Deficiencies usually occur in more than one vitamin at a time.  There are other vitamins that cause neuropathy when low or deficient, such as B12, Niacin, Thiamine, B6. You may want to get checked for vitamin and mineral deficiencies by your doctor.  

Vitamin A and Vitamin D and those omega 3 fats are not absorbed well in Celiac Disease and may be in short supply on a gluten free diet.  

The B vitamins I mentioned earlier may also be low in the gluten free diet.  A B-Complex vitamin supplement may ensure you get enough.  

Talk to your doctor about checking for deficiencies.  

Hope this helps!

[EF-ATL]

That’s interesting to hear that your DH isn’t always terribly itchy. Here is another photo of my most recent flare-up, which started overnight on the same day I accidentally ate gluten, bloomed for a few days, and eventually dried up. That was 9/26, and the rash hasn’t reappeared since.

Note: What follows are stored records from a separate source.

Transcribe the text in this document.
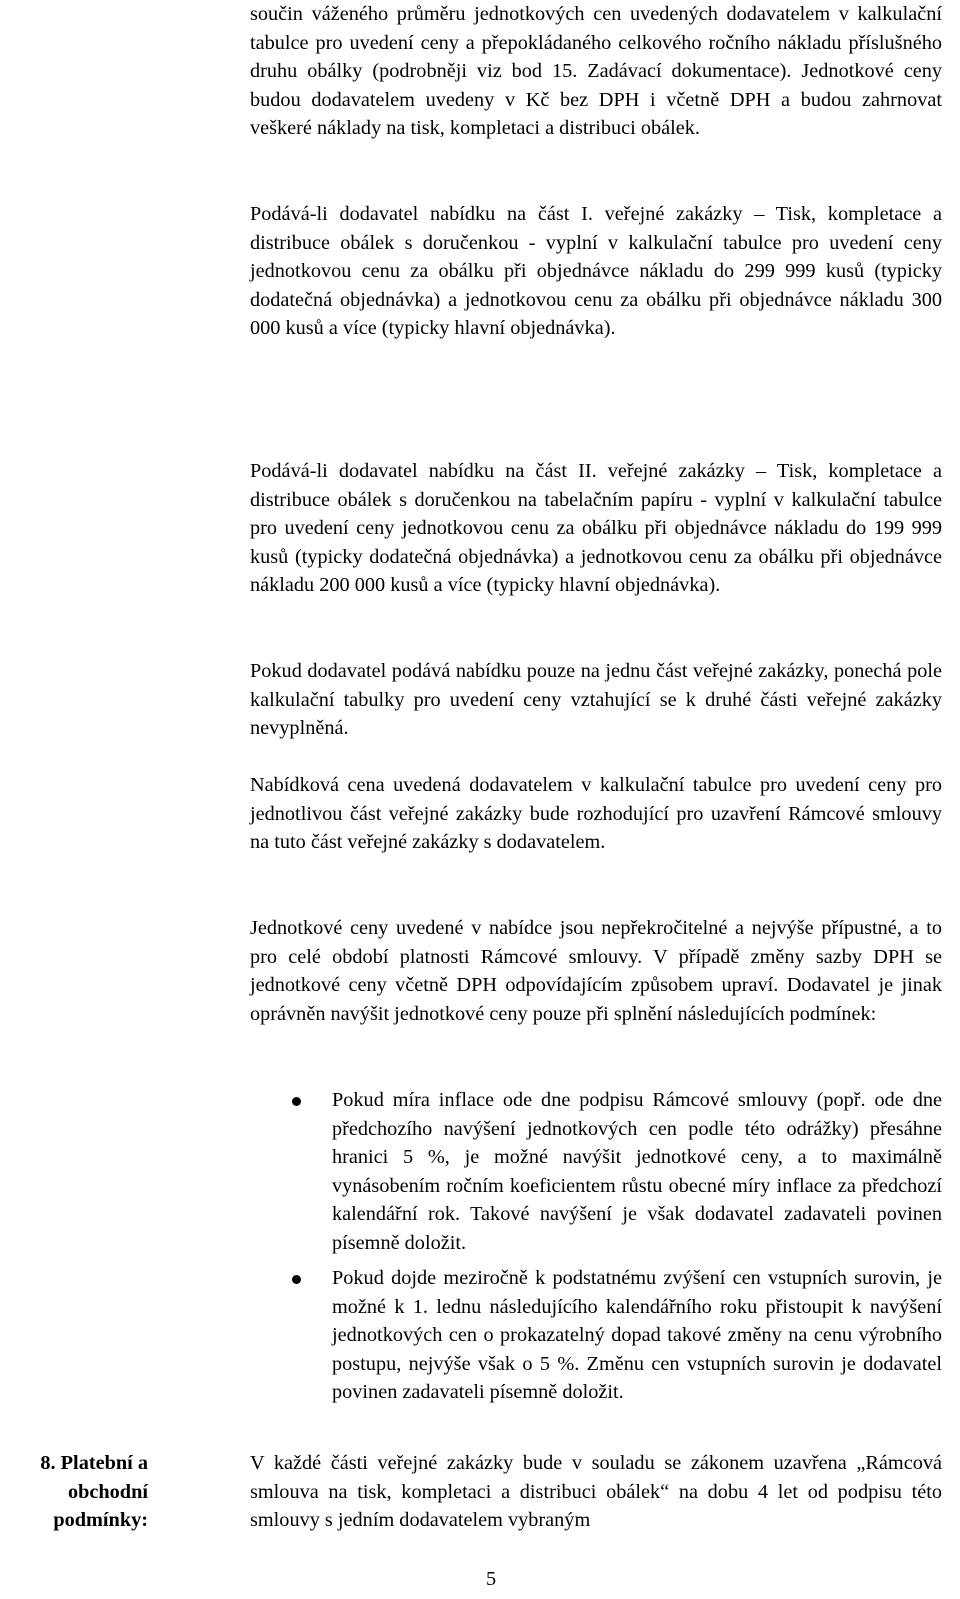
součin váženého průměru jednotkových cen uvedených dodavatelem v kalkulační tabulce pro uvedení ceny a přepokládaného celkového ročního nákladu příslušného druhu obálky (podrobněji viz bod 15. Zadávací dokumentace). Jednotkové ceny budou dodavatelem uvedeny v Kč bez DPH i včetně DPH a budou zahrnovat veškeré náklady na tisk, kompletaci a distribuci obálek.

Podává-li dodavatel nabídku na část I. veřejné zakázky – Tisk, kompletace a distribuce obálek s doručenkou - vyplní v kalkulační tabulce pro uvedení ceny jednotkovou cenu za obálku při objednávce nákladu do 299 999 kusů (typicky dodatečná objednávka) a jednotkovou cenu za obálku při objednávce nákladu 300 000 kusů a více (typicky hlavní objednávka).

Podává-li dodavatel nabídku na část II. veřejné zakázky – Tisk, kompletace a distribuce obálek s doručenkou na tabelačním papíru - vyplní v kalkulační tabulce pro uvedení ceny jednotkovou cenu za obálku při objednávce nákladu do 199 999 kusů (typicky dodatečná objednávka) a jednotkovou cenu za obálku při objednávce nákladu 200 000 kusů a více (typicky hlavní objednávka).

Pokud dodavatel podává nabídku pouze na jednu část veřejné zakázky, ponechá pole kalkulační tabulky pro uvedení ceny vztahující se k druhé části veřejné zakázky nevyplněná.

Nabídková cena uvedená dodavatelem v kalkulační tabulce pro uvedení ceny pro jednotlivou část veřejné zakázky bude rozhodující pro uzavření Rámcové smlouvy na tuto část veřejné zakázky s dodavatelem.

Jednotkové ceny uvedené v nabídce jsou nepřekročitelné a nejvýše přípustné, a to pro celé období platnosti Rámcové smlouvy. V případě změny sazby DPH se jednotkové ceny včetně DPH odpovídajícím způsobem upraví. Dodavatel je jinak oprávněn navýšit jednotkové ceny pouze při splnění následujících podmínek:

Pokud míra inflace ode dne podpisu Rámcové smlouvy (popř. ode dne předchozího navýšení jednotkových cen podle této odrážky) přesáhne hranici 5 %, je možné navýšit jednotkové ceny, a to maximálně vynásobením ročním koeficientem růstu obecné míry inflace za předchozí kalendářní rok. Takové navýšení je však dodavatel zadavateli povinen písemně doložit.

Pokud dojde meziročně k podstatnému zvýšení cen vstupních surovin, je možné k 1. lednu následujícího kalendářního roku přistoupit k navýšení jednotkových cen o prokazatelný dopad takové změny na cenu výrobního postupu, nejvýše však o 5 %. Změnu cen vstupních surovin je dodavatel povinen zadavateli písemně doložit.

V každé části veřejné zakázky bude v souladu se zákonem uzavřena „Rámcová smlouva na tisk, kompletaci a distribuci obálek“ na dobu 4 let od podpisu této smlouvy s jedním dodavatelem vybraným

8. Platební a obchodní podmínky:

5
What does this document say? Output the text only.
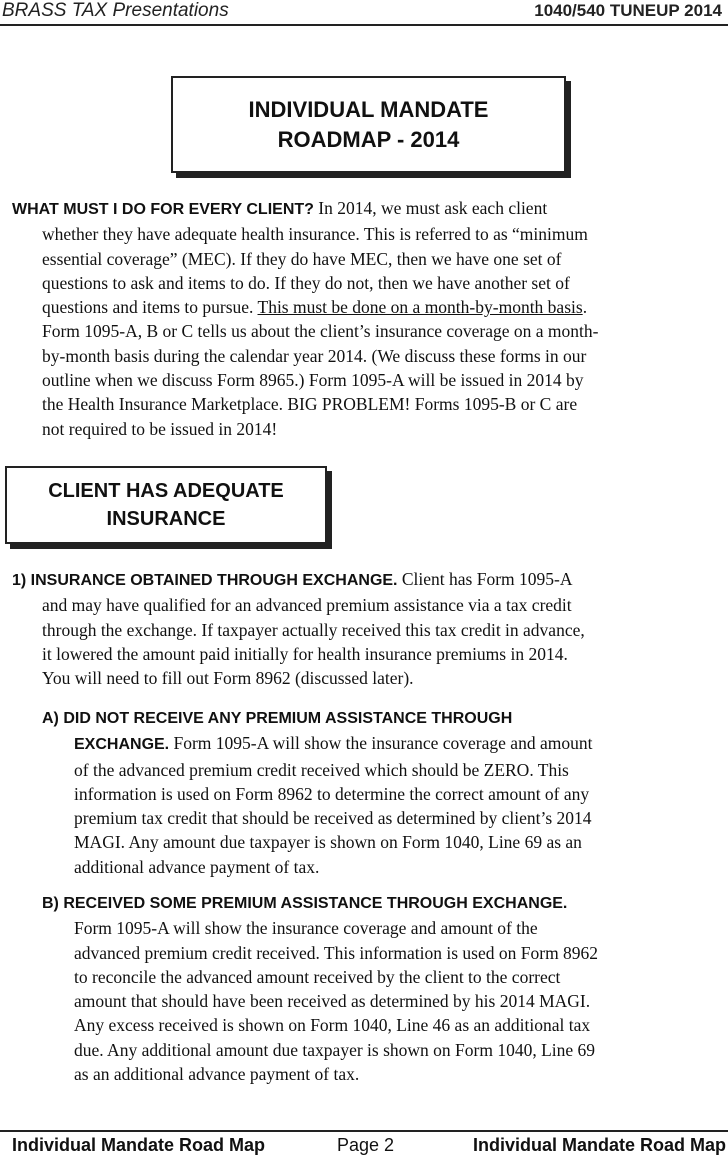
BRASS TAX Presentations	1040/540 TUNEUP 2014
INDIVIDUAL MANDATE
ROADMAP - 2014
WHAT MUST I DO FOR EVERY CLIENT? In 2014, we must ask each client
whether they have adequate health insurance. This is referred to as “minimum
essential coverage” (MEC). If they do have MEC, then we have one set of
questions to ask and items to do. If they do not, then we have another set of
questions and items to pursue. This must be done on a month-by-month basis.
Form 1095-A, B or C tells us about the client’s insurance coverage on a month-
by-month basis during the calendar year 2014. (We discuss these forms in our
outline when we discuss Form 8965.) Form 1095-A will be issued in 2014 by
the Health Insurance Marketplace. BIG PROBLEM! Forms 1095-B or C are
not required to be issued in 2014!
CLIENT HAS ADEQUATE
INSURANCE
1) INSURANCE OBTAINED THROUGH EXCHANGE. Client has Form 1095-A
and may have qualified for an advanced premium assistance via a tax credit
through the exchange. If taxpayer actually received this tax credit in advance,
it lowered the amount paid initially for health insurance premiums in 2014.
You will need to fill out Form 8962 (discussed later).
A) DID NOT RECEIVE ANY PREMIUM ASSISTANCE THROUGH
EXCHANGE. Form 1095-A will show the insurance coverage and amount
of the advanced premium credit received which should be ZERO. This
information is used on Form 8962 to determine the correct amount of any
premium tax credit that should be received as determined by client’s 2014
MAGI. Any amount due taxpayer is shown on Form 1040, Line 69 as an
additional advance payment of tax.
B) RECEIVED SOME PREMIUM ASSISTANCE THROUGH EXCHANGE.
Form 1095-A will show the insurance coverage and amount of the
advanced premium credit received. This information is used on Form 8962
to reconcile the advanced amount received by the client to the correct
amount that should have been received as determined by his 2014 MAGI.
Any excess received is shown on Form 1040, Line 46 as an additional tax
due. Any additional amount due taxpayer is shown on Form 1040, Line 69
as an additional advance payment of tax.
Individual Mandate Road Map	Page 2	Individual Mandate Road Map
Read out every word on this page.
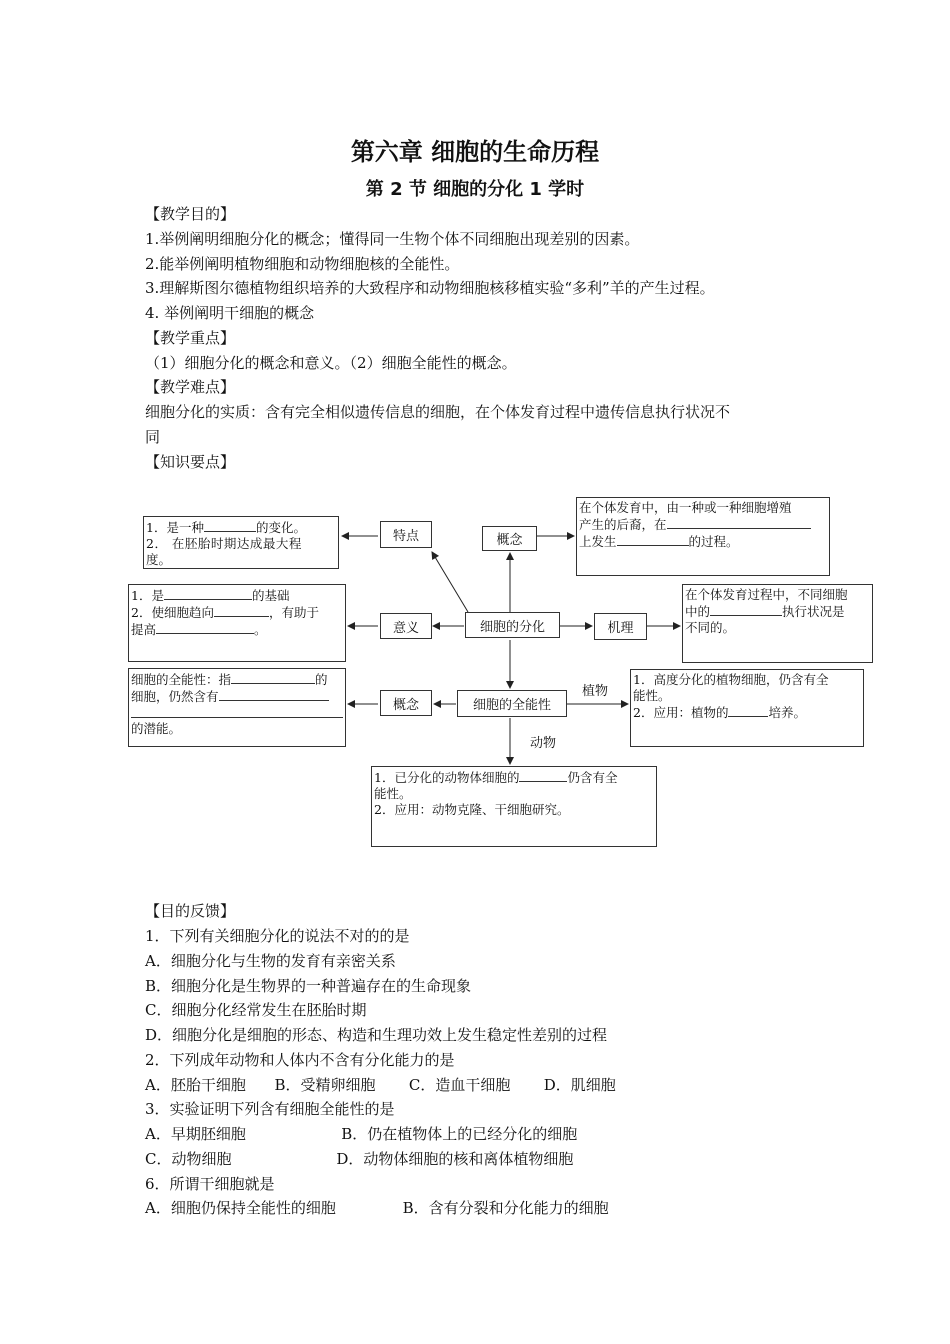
第六章 细胞的生命历程
第 2 节 细胞的分化 1 学时
【教学目的】
1.举例阐明细胞分化的概念；懂得同一生物个体不同细胞出现差别的因素。
2.能举例阐明植物细胞和动物细胞核的全能性。
3.理解斯图尔德植物组织培养的大致程序和动物细胞核移植实验“多利”羊的产生过程。
4. 举例阐明干细胞的概念
【教学重点】
（1）细胞分化的概念和意义。（2）细胞全能性的概念。
【教学难点】
细胞分化的实质：含有完全相似遗传信息的细胞，在个体发育过程中遗传信息执行状况不
同
【知识要点】
特点	概念
细胞的分化
意义	机理
概念	细胞的全能性
植物
动物
1．是一种	的变化。
2． 在胚胎时期达成最大程
度。
在个体发育中，由一种或一种细胞增殖
产生的后裔，在
上发生	的过程。
1．是	的基础
2．使细胞趋向	，有助于
提高	。
在个体发育过程中，不同细胞
中的	执行状况是
不同的。
细胞的全能性：指	的
细胞，仍然含有
的潜能。
1．高度分化的植物细胞，仍含有全
能性。
2．应用：植物的	培养。
1．已分化的动物体细胞的	仍含有全
能性。
2．应用：动物克隆、干细胞研究。
【目的反馈】
1．下列有关细胞分化的说法不对的的是
A．细胞分化与生物的发育有亲密关系
B．细胞分化是生物界的一种普遍存在的生命现象
C．细胞分化经常发生在胚胎时期
D．细胞分化是细胞的形态、构造和生理功效上发生稳定性差别的过程
2．下列成年动物和人体内不含有分化能力的是
A．胚胎干细胞      B．受精卵细胞       C．造血干细胞       D．肌细胞
3．实验证明下列含有细胞全能性的是
A．早期胚细胞                    B．仍在植物体上的已经分化的细胞
C．动物细胞                      D．动物体细胞的核和离体植物细胞
6．所谓干细胞就是
A．细胞仍保持全能性的细胞              B．含有分裂和分化能力的细胞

I’m wiling to get it biopsied when it happens again, but I’m already strictly gluten-free and worried the results won’t be accurate. I’m actually waiting on intestinal biopsy results now, but worried about their accuracy for the same reason. (I’ve been mostly gluten-free for years and strictly gluten-free since June.) My fear is getting an official negative diagnosis but actually having the disease, and then my husband and relatives won’t take it seriously. Ugh. 

Thanks so much for following my various posts and piecing my issues together.  This nerve and muscle pain is no picnic. I am underweight so I definitely think I need to get a complete workup re. vitamin/minerals. I’ve gotten a few done and was “low-normal” on all (b12, mag, D).

Thanks for that useful info re. rashes!